@Volatile: yes, this is a big problem for me too, but your way of expressing it gave me an ironic laughter! Thanks for that. No new material to obsess over, yeah
My mind does the very same thing: helpfully dragging out new memories.
Re-living it in slow motion - well, this might be off topic - or not so off? There are certain "comedies" or "fun shows" in the TV which are far from funny. At least, for me.
When people laugh at others' awkward experiences - like, a small child goes on the street carrying balloons, by accident he falls, and every balloon is destroyed, so the child begins to cry - WHAT is so funny in it? Or, a teenager plays volleyball, and the ball hits her - oh, so funny, let us repeat it to the viewers in slow motion! "WAAAHAHAAAA, how amusing!" - but I cannot see why these scenes are funny for certain individuals.
And, there are two games that can literally make me hysterical.
Activity is the one, Balderdash is the other. I really cannot understand why others find them funny. hanks, I have enough experiences about behaving like an idiot, saying stupid things and making myself completely misunderstood and being laughed at. They say it is just a game and one should have fun - but does "having fun" mean "now, you can feel yourself EXACTLY AS awkward as usual, and now, you can collect EXACTLY AS MUCH experience of failure and being ridiculous... but hey, now it is not serious! Now it is just a game!

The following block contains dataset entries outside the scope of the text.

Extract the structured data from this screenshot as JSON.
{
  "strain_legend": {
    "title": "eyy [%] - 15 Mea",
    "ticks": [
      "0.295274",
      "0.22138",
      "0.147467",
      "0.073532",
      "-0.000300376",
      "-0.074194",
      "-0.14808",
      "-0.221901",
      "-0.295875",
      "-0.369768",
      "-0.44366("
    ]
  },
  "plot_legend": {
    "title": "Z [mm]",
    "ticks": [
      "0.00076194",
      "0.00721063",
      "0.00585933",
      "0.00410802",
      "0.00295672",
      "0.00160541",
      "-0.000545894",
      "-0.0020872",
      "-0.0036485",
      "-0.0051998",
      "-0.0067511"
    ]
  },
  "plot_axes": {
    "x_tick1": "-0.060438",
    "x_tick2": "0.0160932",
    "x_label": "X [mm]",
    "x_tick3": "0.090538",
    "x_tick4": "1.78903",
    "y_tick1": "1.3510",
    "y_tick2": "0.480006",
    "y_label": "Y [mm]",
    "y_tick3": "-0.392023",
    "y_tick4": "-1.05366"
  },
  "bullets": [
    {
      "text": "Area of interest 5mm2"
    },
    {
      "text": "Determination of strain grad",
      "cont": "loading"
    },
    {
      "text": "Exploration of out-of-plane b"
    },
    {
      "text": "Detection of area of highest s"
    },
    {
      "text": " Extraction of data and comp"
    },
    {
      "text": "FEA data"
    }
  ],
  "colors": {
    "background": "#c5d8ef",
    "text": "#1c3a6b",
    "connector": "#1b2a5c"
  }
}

Ha-ha-ha!"
I cannot laugh at others either. It. Is. Not. Funny. To. Make. Fun. Of. Others.
@Lilyfairy: yes, it would be better to stop over-analysing everything... but could someone please explain us how on earth to do - okay, to not do - it? Telling "stop analysing the crap out of everything" to an avoidant, in my humble opinion, is exactly as useful as for example telling "Stop hallucinating!" to a schizophrenic person.
@Inverse: this sounds very familiar! I always try to figure out what a certain person meant by saying or doing certain things. (Somehow, it is difficult to imagine that others are not so careful with their words and deeds. Somehow I cannot believe that they really did not mean anything special, they just did not think twice before they said something the way I - we - do.)
Yes, it is pretty likeable that you have PTSD related issues. Maybe some kind of complex PTSD thing? If you cannot help but keep repeating them over and over again, this is a sure sign of trauma. And, if you cannot gain strength from the good things that you've done - again, very familiar... the word "humiliating" hit something in me here.
One more thing I have been thinking about: we know that nothing happens without a reason, no-one develops this over-analyzing tendency "just for fun".
I assume many of you had to experience that even an innocent word can be - and will be - used against you, and/or that you had to guess, even the untold things; you had to understand that "you were bad", without having been told what "crime" you had committed.
I think this might result in constant hypervigilance and over-analyzing. (Something that makes us feel "even worse". At least, this is how I feel: "over-analyzing is a bad thing and I do it all the time ERGO I am bad, irritating, boring" - and so on. Anyone else?)